In another potentially ominous development, new satellite photos appeared to show the massive Russian convoy outside the Ukrainian capital had split up and fanned out.
Howitzers were towed into position to open fire, and armoured units were seen in towns near the Antonov Airport north of the city, according to Maxar Technologies, the company that produced the images.
The 64km line of tanks and other vehicles had massed outside Kyiv early last week.
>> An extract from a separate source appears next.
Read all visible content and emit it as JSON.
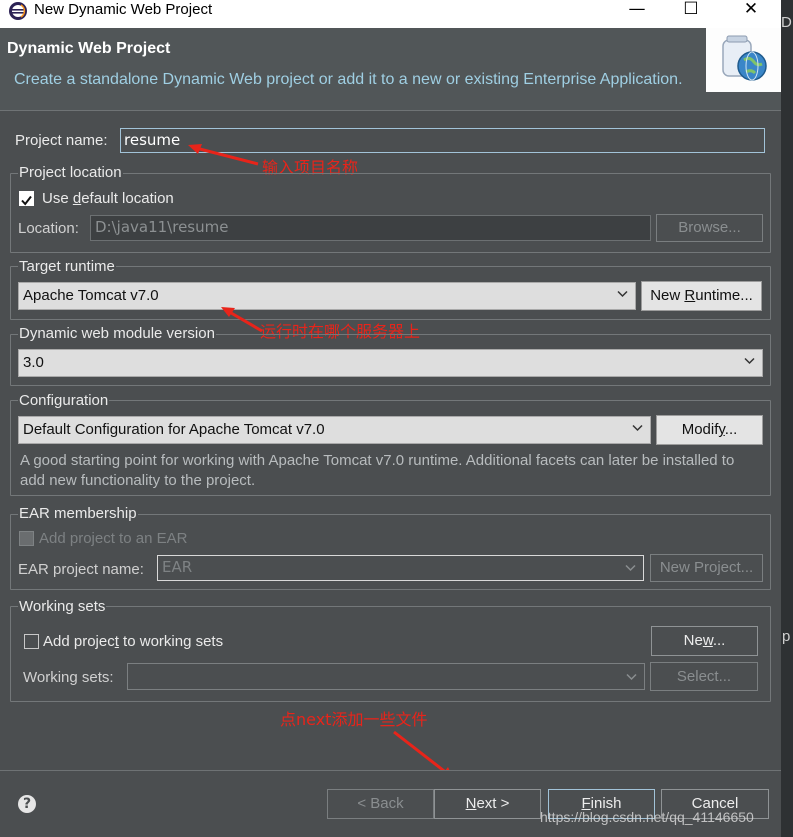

But its advance had appeared to stall amid reports of food and fuel shortages, muddy roads and attacks by Ukrainian troops with anti-tank missiles.
The European Bank for Reconstruction and Development expressed concern about the situation at Ukraine’s Chernobyl nuclear power plant on Friday following its takeover by Russian forces and a problem with its power supply.
Ukrainian military intelligence warned that Russia could deliberately cause a “catastrophe” at the decommissioned plant and blame it on Ukraine.
Ukraine also said on Belarus could be planning to invade its territory on Friday and accused Russia of trying to drag its ally into the war by staging air attacks on Belarus from Ukrainian air space.